The relationship doesn’t have to include the main characters. A bit character might keep talking about his beloved daughter, or boyfriend, or dog. They might be in a hurry to make a date. Any detail like this can really bring somebody to life in your mind and in your writing. 

6. Their Own Sidekick

You’ve seen this work in the movies, and it works in books, too. A random kid becomes special and memorable the second they become a random kid with a dog. A bouncer does a complete 180 when he becomes a bouncer whose daughter is waiting in a car across the street. 

From pirates with parrots, to bosses with a mentee, to mechanics with an apprentice under the hood, sidekicks enrich characters immensely…and that’s before we get to the myriad opportunities they offer for snappy dialogue. 

Don’t overdo this one, though. It’s fun, but can bloat your cast to the point of unmanageability. One or two in an entire book is enough. 

7. Running Against Type

This is the simplest trick on this list, both to understand and to execute. Remember earlier when I mentioned the bartender who was really into hockey and the librarian who kept talking about books? Now imagine a bartender who’s always talking about books and a librarian who’s really into hockey.

See the difference? 

Be careful, though. Because this is so easy, it can be its own cliche if you go for the low-hanging fruit. The educated blue-collar worker and the tough guy who loves puppies are overdone in movies and books, so go deeper and weirder if you can. 

8. Physical or Verbal Tics

Most of what I’ve mentioned so far can be called tags: mostly voluntary aspects of  personality or behavior that are part of what makes a character. Tics are different: they’re involuntary and sometimes the person with the tic is even unaware. 

What kinds of nervous habits do your friends have? I tend to blink when I’m nervous or angry, and I have two different friends who move their hands in rhythm with the cadence of their voices. A high school buddy was always rubbing his scalp.

9. Talk About Them When They’re Gone

Pre-framing and reframing are rhetorical techniques where you tell people what you’ll say (or what they’ll experience) before it happens, then you remind them what you said (or what they’ll experience) afterward. They can help people remember things, and you can use it to guide how they think and feel about what happened. 

You can pre-frame and/or reframe characters by having your main characters talk about them before and after they appear on the page. Your protagonist might warn a friend not to bring up the Yankees, or tell them not to stare at their ugly hat. Or your protagonist might mention an odd tic afterward. Or both. 

10. Fandom

This is another species of giving a character a deep relationship, only instead of making it with somebody they know it’s with a team, a public figure, or even a concept. Like all deep fans, they won’t miss a chance to talk about the thing they’re into.

Fandom can manifest in two ways. “Classic” fans go on at length about what they’re fans of, letting everybody know what they love and why. Other fans do the opposite. They fixate on a rival, real or imagined, of the thing they love, and consistently degenerate that rival. Either way, it makes the character more vibrant on the page. 

11. Emotional Impact

Okay. I admit this is cheating a little. Emotional impact is how you create connection between your reader and every character. It’s not just for the side characters, sidekicks, and henchmen. With side characters, though, it’s a little different. 

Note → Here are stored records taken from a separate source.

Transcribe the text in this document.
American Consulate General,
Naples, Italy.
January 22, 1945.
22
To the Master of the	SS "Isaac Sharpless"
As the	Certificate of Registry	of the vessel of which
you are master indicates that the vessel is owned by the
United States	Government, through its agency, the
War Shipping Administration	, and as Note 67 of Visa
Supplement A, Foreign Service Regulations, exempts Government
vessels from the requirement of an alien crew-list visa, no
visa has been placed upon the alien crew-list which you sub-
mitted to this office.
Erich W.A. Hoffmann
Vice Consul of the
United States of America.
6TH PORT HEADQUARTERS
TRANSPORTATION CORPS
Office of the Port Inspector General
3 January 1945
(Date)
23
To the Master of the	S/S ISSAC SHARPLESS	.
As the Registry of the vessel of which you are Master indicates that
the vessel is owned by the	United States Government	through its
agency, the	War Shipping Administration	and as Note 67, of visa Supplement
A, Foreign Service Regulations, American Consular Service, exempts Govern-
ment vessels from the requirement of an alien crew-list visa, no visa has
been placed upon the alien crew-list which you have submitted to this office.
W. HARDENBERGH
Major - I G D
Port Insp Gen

You have less time on screen, so choose between whether you want the emotional impact to hit the reader, a main character, or the side character themselves. Pick one and lean into it, letting the scene and its dialogue proceed from there. 

12. Odd Beliefs

Superstitions, conspiracy theories, folk remedies, mispronunciations, and urban myths are all examples of strange beliefs some people hold dearly. For some, it’s a full-on and sincere core part of their personality. For others, it’s a mental exercise or just a way of amusing themselves. Either way, it can impact how they act and talk in your story and make them more memorable.

As I write this article, the news is filling up with the death of actor and comedian Richard Beltzer. His character Detective Munch appeared in no less than ten series on five different networks. Part of what made him so popular and memorable was his fanatic adherence to a constellation of bizarre conspiracy theories. 

Find the Why

If a minor character appears just once and you want to make them more colorful, you can just choose one item from the list and leave it at that. For characters who appear more often, take it a level deeper and ask yourself why they have that particular quirk. 

For example, you decide your protagonist’s doorman uses the catchphrase “Oh my stars!” when surprised or disturbed. If that’s all you decide, that’s all you can do. If you choose he learned that phrase from his grandmother, and uses it instead of swearing because he’s usually foul mouthed but wants to be polite on duty, suddenly a whole flood of character opportunities appear. 

If you choose to make a New York cabbie drive slowly and carefully (running against type), you have to ask why. Maybe they’re one point away from losing their license. Maybe they have warrants and don’t want police attention. Maybe they were in a fatal hit and run a year earlier and still haven’t gotten over it. Whichever you choose gives you multiple threads to work into that character and their presence in your story. 

Like I said, you don’t need to do this for everybody who walks across your page. In many novels, that’s just too much work. But when you need a little extra, this is one of the most reliable ways to get it.